ISCA Workshop on Plasticity in Speech Perception (PSP2005)
Senate House, London, UK
This presentation focuses on recent research linking speech perception in infancy to later language development, as well as on new empirical data examining that linkage. Infant phonetic discrimination is initially language universal, but a decline in phonetic discrimination occurs for nonnative phonemes by the end of the first year. Exploiting this transition in phonetic perception between 6 and 12 months of age, we tested the hypothesis that the decline in nonnative phonetic discrimination is associated with native-language phonetic learning. We measured speech discrimination in 7.5 month-old infants using both event-related potentials (ERPs) as well as a standard behavioral measure of speech discrimination, and followed these infants to measure language abilities at 14-, 18-, 24-, and 30-months.
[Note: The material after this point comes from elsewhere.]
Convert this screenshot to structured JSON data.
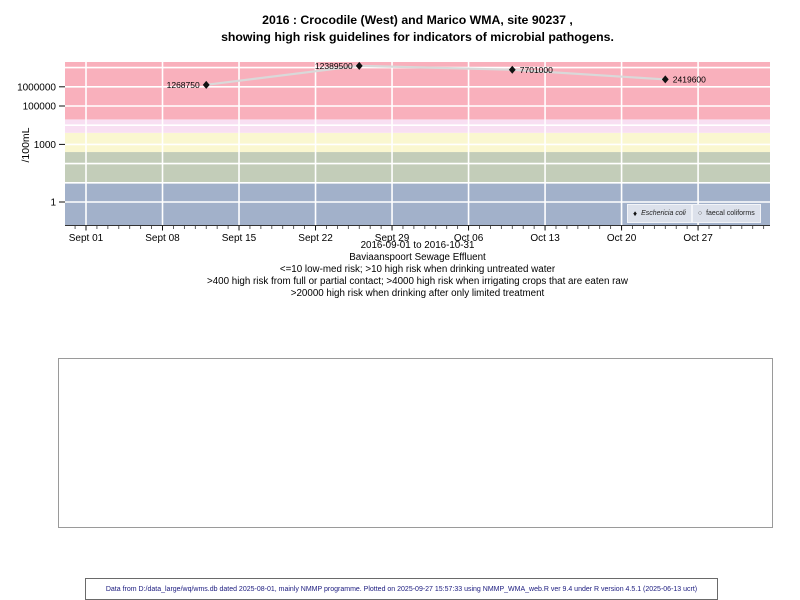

Our results show: (a) a negative correlation between infants' early native versus nonnative phonetic discrimination skills, and (b) that native- and nonnative-phonetic discrimination skills at 7.5 months differentially predict future language ability. Better native-language discrimination at 7.5 months predicts accelerated later language abilities, whereas better nonnative-language discrimination at 7.5 months predicts reduced later language abilities. I will discuss the: (i) theoretical connection between speech perception and language development, and (ii) implications of these findings for the putative 'critical period' for phonetic learning.
Bibliographic reference. Kuhl, Patricia K. / Conboy, Barbara (2005): "Infants' brain and behavioral responses to speech: implications for the critical period", In PSP2005, 102 (abstract).